# Looking for a Lemon Cake recipe



## BrianGSDTexoma (Aug 30, 2020)

I am wanting to make to a Lemon cake for Labor day.  Anyone have a great recipe?  Maybe using lemon curd?


----------



## Kevin DeShazo (Aug 30, 2020)

i tried a lemon cake twice, I went back to a box mix, but the one I used was a Paula Deen recipe. I kid you not, cake was so bad, the icing was running off it. Best of luck to you in your quest.


----------



## jcam222 (Aug 30, 2020)

Brian I posted a sugar free Starbucks lemon loaf here that is to die for. It’s my wife’s favorite request now. Very moist and lemony.


----------



## jcam222 (Aug 30, 2020)

Pics below are the actual cake I made 
	

	




						Keto Starbucks Lemon Loaf knock off
					

Happy Easter!! Here is the Easter afternoon dessert project. Keto knockoff of Starbucks Lemon Loaf.  Ingredients • Cake o 5 Eggs o 2/3 cup of Swerve granulated (or any Keto sweetener) o ½ cup butter o 2 ¼ cup almond flour o 5 TBSP coconut flour o 1 TBSP baking powder o ¼ cup lemon juice o 2 tsp...

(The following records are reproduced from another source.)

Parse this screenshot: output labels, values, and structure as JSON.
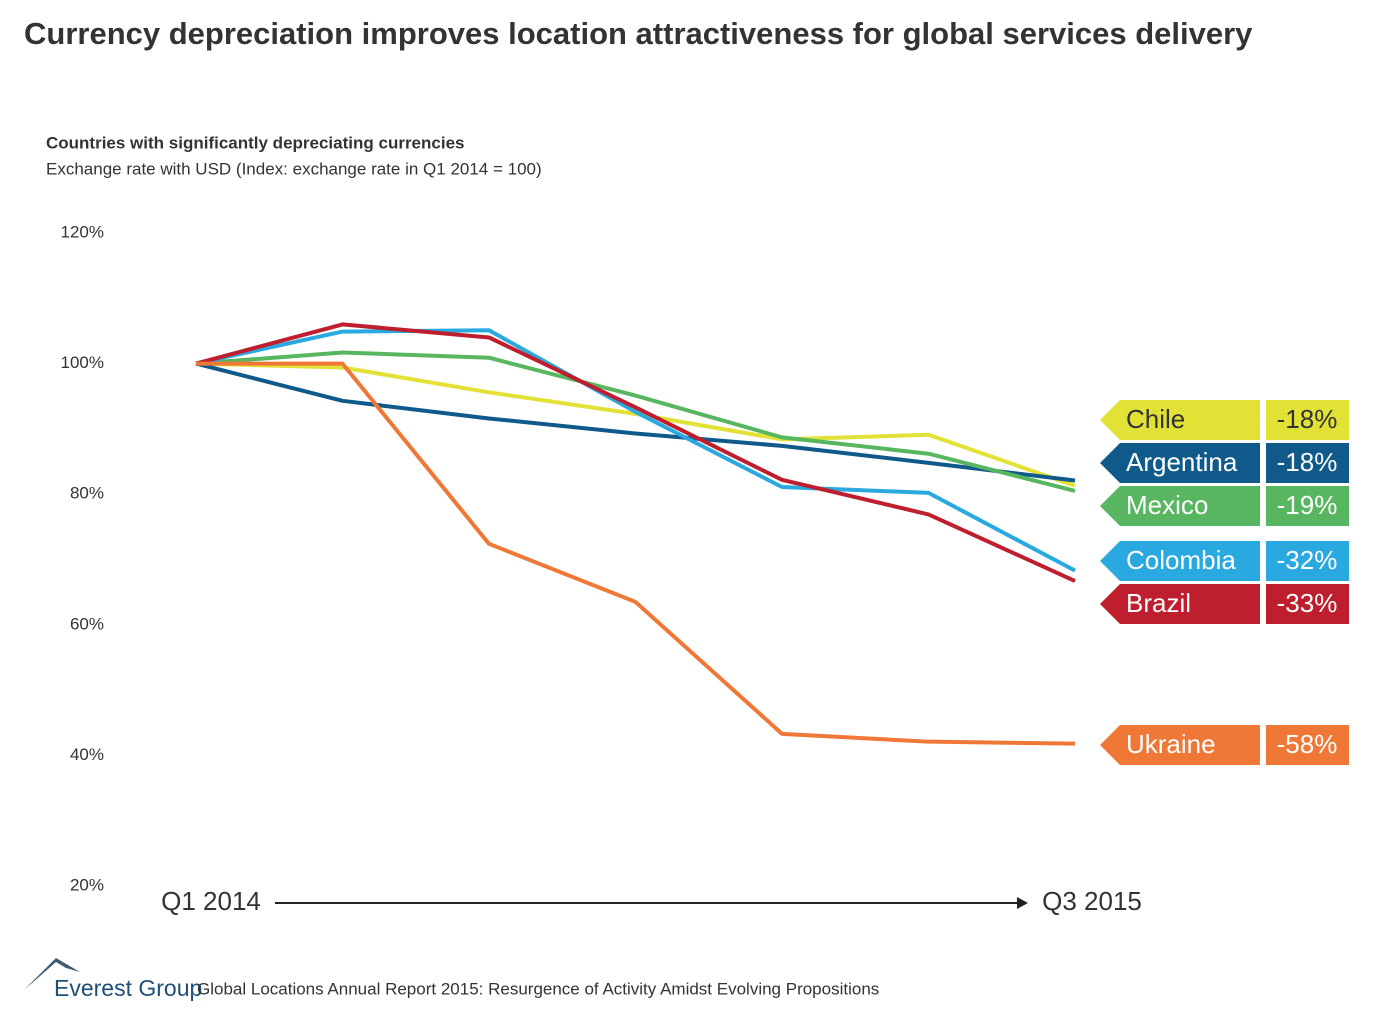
{
  "chart_data": {
    "type": "line",
    "title": "Currency depreciation improves location attractiveness for global services delivery",
    "subtitle": "Countries with significantly depreciating currencies",
    "y_axis_label": "Exchange rate with USD (Index: exchange rate in Q1 2014 = 100)",
    "categories": [
      "Q1 2014",
      null,
      null,
      null,
      null,
      null,
      "Q3 2015"
    ],
    "ylim": [
      20,
      120
    ],
    "yticks": [
      {
        "value": 20,
        "label": "20%"
      },
      {
        "value": 40,
        "label": "40%"
      },
      {
        "value": 60,
        "label": "60%"
      },
      {
        "value": 80,
        "label": "80%"
      },
      {
        "value": 100,
        "label": "100%"
      },
      {
        "value": 120,
        "label": "120%"
      }
    ],
    "series": [
      {
        "name": "Chile",
        "color": "#e2e236",
        "values": [
          100,
          99.4,
          95.6,
          92.3,
          88.4,
          89.1,
          81.3
        ],
        "change_label": "-18%"
      },
      {
        "name": "Argentina",
        "color": "#0f5a8a",
        "values": [
          100,
          94.3,
          91.6,
          89.3,
          87.4,
          84.8,
          82.1
        ],
        "change_label": "-18%"
      },
      {
        "name": "Mexico",
        "color": "#58b661",
        "values": [
          100,
          101.7,
          100.9,
          95.1,
          88.7,
          86.2,
          80.5
        ],
        "change_label": "-19%"
      },
      {
        "name": "Colombia",
        "color": "#2aa9e0",
        "values": [
          100,
          104.9,
          105.1,
          92.6,
          81.1,
          80.2,
          68.3
        ],
        "change_label": "-32%"
      },
      {
        "name": "Brazil",
        "color": "#be1e2d",
        "values": [
          100,
          106,
          104,
          93.3,
          82.2,
          76.9,
          66.7
        ],
        "change_label": "-33%"
      },
      {
        "name": "Ukraine",
        "color": "#f07836",
        "values": [
          100,
          100,
          72.4,
          63.5,
          43.3,
          42.1,
          41.8
        ],
        "change_label": "-58%"
      }
    ],
    "footer": {
      "brand": "Everest Group",
      "source": "Global Locations Annual Report 2015: Resurgence of Activity Amidst Evolving Propositions"
    }
  }
}
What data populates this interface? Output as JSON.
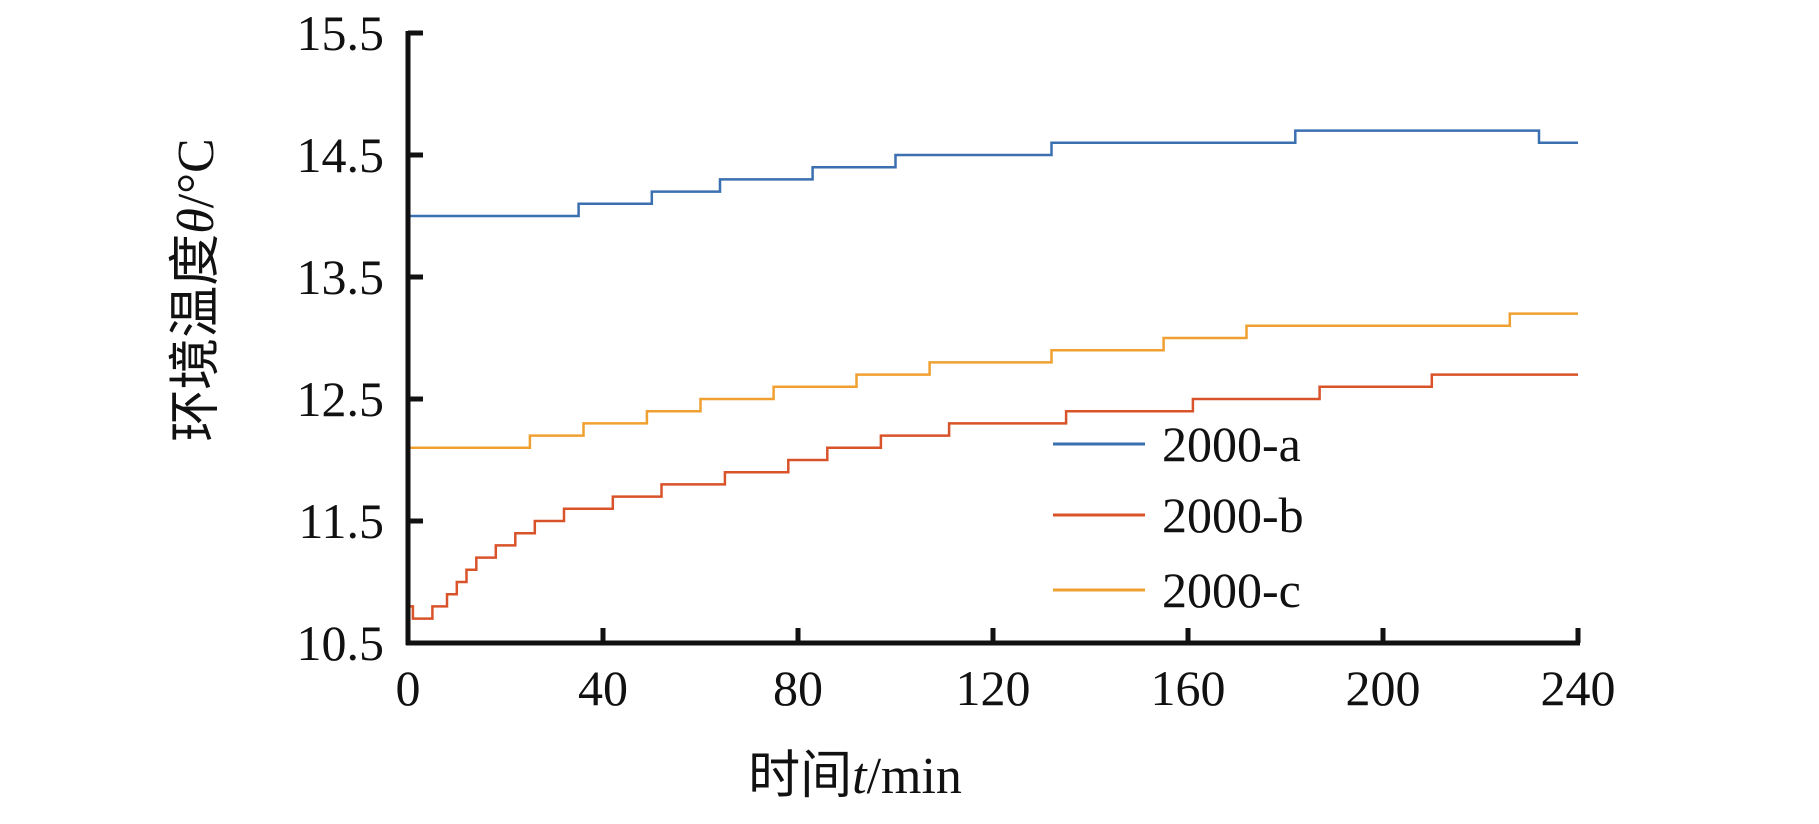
{
  "chart_data": {
    "type": "line",
    "title": "",
    "xlabel": "时间t/min",
    "xlabel_parts": {
      "prefix": "时间",
      "var": "t",
      "suffix": "/min"
    },
    "ylabel": "环境温度θ/°C",
    "ylabel_parts": {
      "prefix": "环境温度",
      "var": "θ",
      "suffix": "/°C"
    },
    "xlim": [
      0,
      240
    ],
    "ylim": [
      10.5,
      15.5
    ],
    "x_ticks": [
      0,
      40,
      80,
      120,
      160,
      200,
      240
    ],
    "x_tick_labels": [
      "0",
      "40",
      "80",
      "120",
      "160",
      "200",
      "240"
    ],
    "y_ticks": [
      10.5,
      11.5,
      12.5,
      13.5,
      14.5,
      15.5
    ],
    "y_tick_labels": [
      "10.5",
      "11.5",
      "12.5",
      "13.5",
      "14.5",
      "15.5"
    ],
    "grid": false,
    "legend_position": "center-right",
    "series": [
      {
        "name": "2000-a",
        "color": "#3a6fb0",
        "steps": [
          [
            0,
            14.0
          ],
          [
            35,
            14.1
          ],
          [
            50,
            14.2
          ],
          [
            64,
            14.3
          ],
          [
            83,
            14.4
          ],
          [
            100,
            14.5
          ],
          [
            132,
            14.6
          ],
          [
            182,
            14.7
          ],
          [
            232,
            14.6
          ],
          [
            240,
            14.6
          ]
        ]
      },
      {
        "name": "2000-b",
        "color": "#d9532a",
        "steps": [
          [
            0,
            10.8
          ],
          [
            1,
            10.7
          ],
          [
            5,
            10.8
          ],
          [
            8,
            10.9
          ],
          [
            10,
            11.0
          ],
          [
            12,
            11.1
          ],
          [
            14,
            11.2
          ],
          [
            18,
            11.3
          ],
          [
            22,
            11.4
          ],
          [
            26,
            11.5
          ],
          [
            32,
            11.6
          ],
          [
            42,
            11.7
          ],
          [
            52,
            11.8
          ],
          [
            65,
            11.9
          ],
          [
            78,
            12.0
          ],
          [
            86,
            12.1
          ],
          [
            97,
            12.2
          ],
          [
            111,
            12.3
          ],
          [
            135,
            12.4
          ],
          [
            161,
            12.5
          ],
          [
            187,
            12.6
          ],
          [
            210,
            12.7
          ],
          [
            240,
            12.7
          ]
        ]
      },
      {
        "name": "2000-c",
        "color": "#f0a030",
        "steps": [
          [
            0,
            12.1
          ],
          [
            25,
            12.2
          ],
          [
            36,
            12.3
          ],
          [
            49,
            12.4
          ],
          [
            60,
            12.5
          ],
          [
            75,
            12.6
          ],
          [
            92,
            12.7
          ],
          [
            107,
            12.8
          ],
          [
            132,
            12.9
          ],
          [
            155,
            13.0
          ],
          [
            172,
            13.1
          ],
          [
            226,
            13.2
          ],
          [
            240,
            13.2
          ]
        ]
      }
    ]
  }
}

					www.smokingmeatforums.com


----------



## Sowsage (Aug 30, 2020)

Brian, my wife has made one from Ina Garten. It's killer! If your looking for something sugar free the one Jeff posted looks amazing!
This is the Ina Garten recipe. 






						Lemon Cake
					

Get Lemon Cake Recipe from Food Network




					www-foodnetwork-com.cdn.ampproject.org


----------



## BrianGSDTexoma (Aug 30, 2020)

jcam222 said:


> Pics below are the actual cake I made
> 
> 
> 
> ...


I see you trying to keep me on the straight.  I actually have all those ingredients.


----------



## jcam222 (Aug 30, 2020)

Brian Trommater said:


> I see you trying to keep me on the straight.  I actually have all those ingredients.

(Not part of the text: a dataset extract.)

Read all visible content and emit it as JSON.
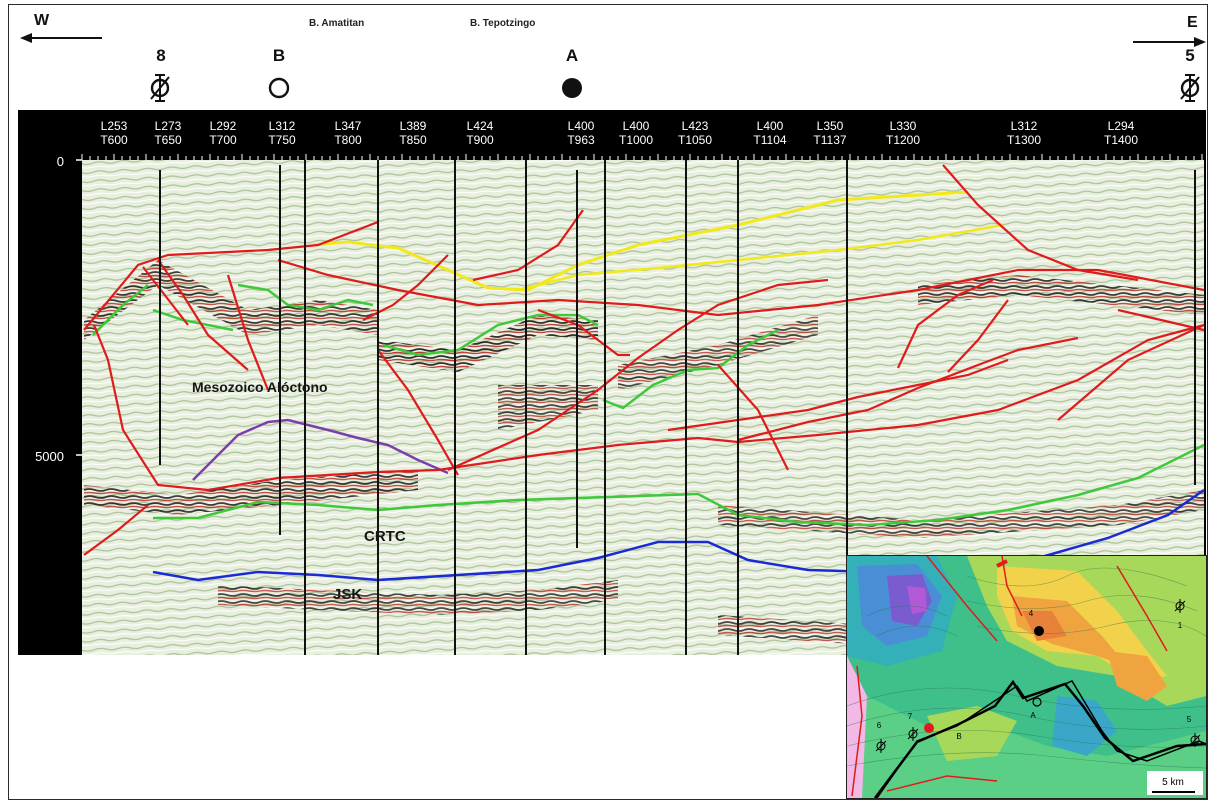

I swear if you like moist lemon cake you will love this. I increased the amount of confectionary swerve in the glaze to almost get a thin icing. Lol if someone had one of these for sale right now I’d go $30 on it. It’s money.


----------



## Chasdev (Aug 30, 2020)

Michael Simon has a killer upside down lemon cake.









						Lemon Upside-Down Cake
					

Get Lemon Upside-Down Cake Recipe from Food Network




					www.foodnetwork.com


----------